Description
You will analyze large-scale transactional datasets to detect, analyze, and mitigate complex gift card fraud schemes.
Responsibilities
- Analyze large-scale transactional and behavioral datasets using PySpark to uncover emerging fraud patterns and anomalies.
- Design and implement scalable fraud monitoring solutions and dynamic prevention strategies in collaboration with Fraud, Legal, Operations, Product, and Business Development teams.
- Develop and maintain dashboards and reports to monitor suspicious activity trends and fraudulent behaviors.
- Create and track fraud-specific KPIs to measure and optimize the effectiveness of prevention initiatives.
- Partner with data scientists and engineers to build and refine fraud prevention tools and monitoring systems.
Required Skills
- 6–9 years of hands-on experience with PySpark, including large-scale data processing and ETL workflows.
- Demonstrated experience in fraud detection, specifically regarding gift card fraud.
- Strong proficiency in data analysis, pattern recognition, and statistical modeling.

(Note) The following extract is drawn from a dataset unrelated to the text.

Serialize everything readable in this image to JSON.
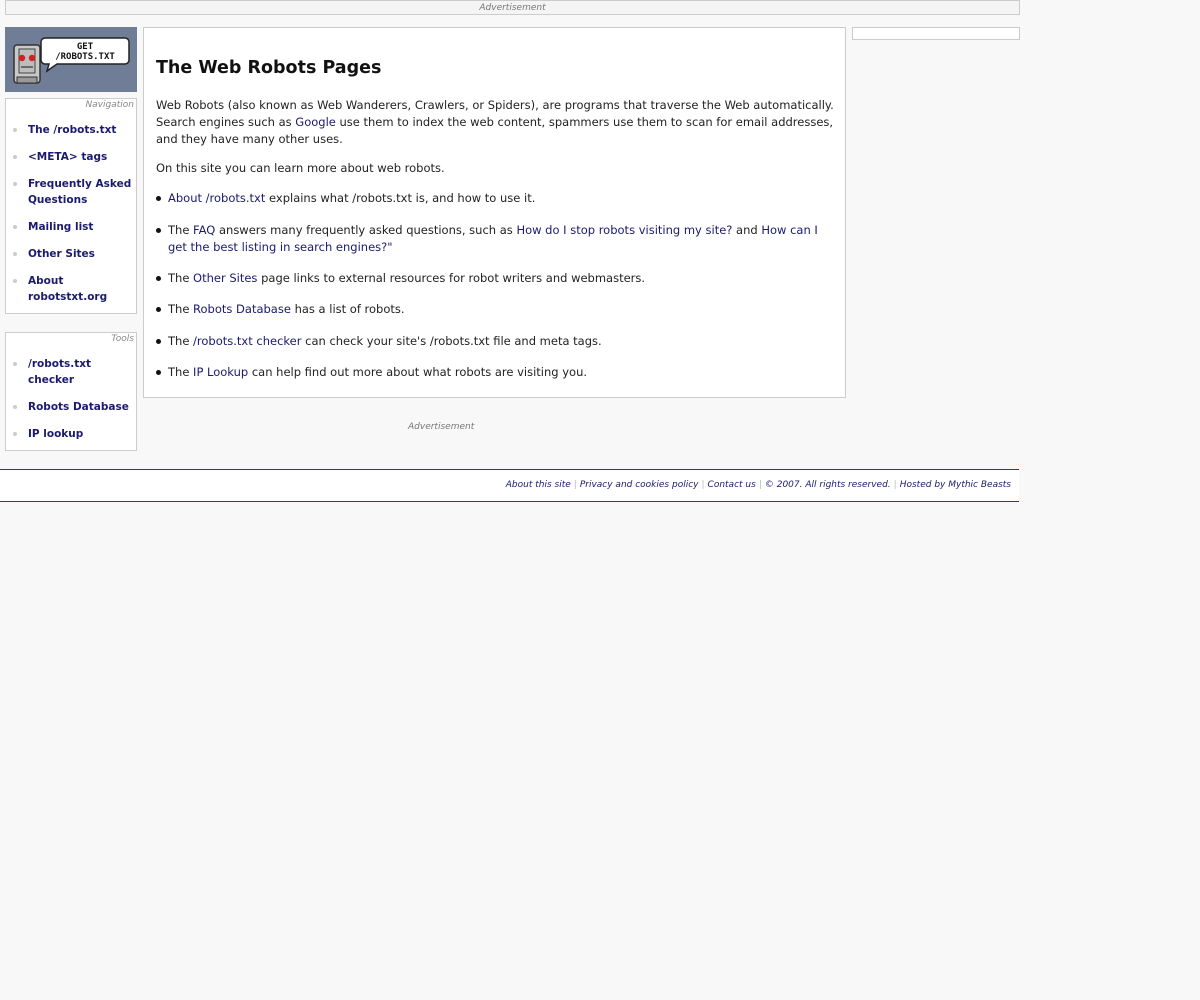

- Experience collaborating with cross-functional business and technical teams.
- Ability to communicate analytical findings clearly to both technical and non-technical stakeholders.
- Any Graduate degree.
Preferred Skills
- Proficiency in SQL and Hadoop for data extraction and manipulation.
- Experience developing dashboards and reports using BI tools such as Tableau or PowerBI.
- Familiarity with building or evaluating machine learning models for fraud detection.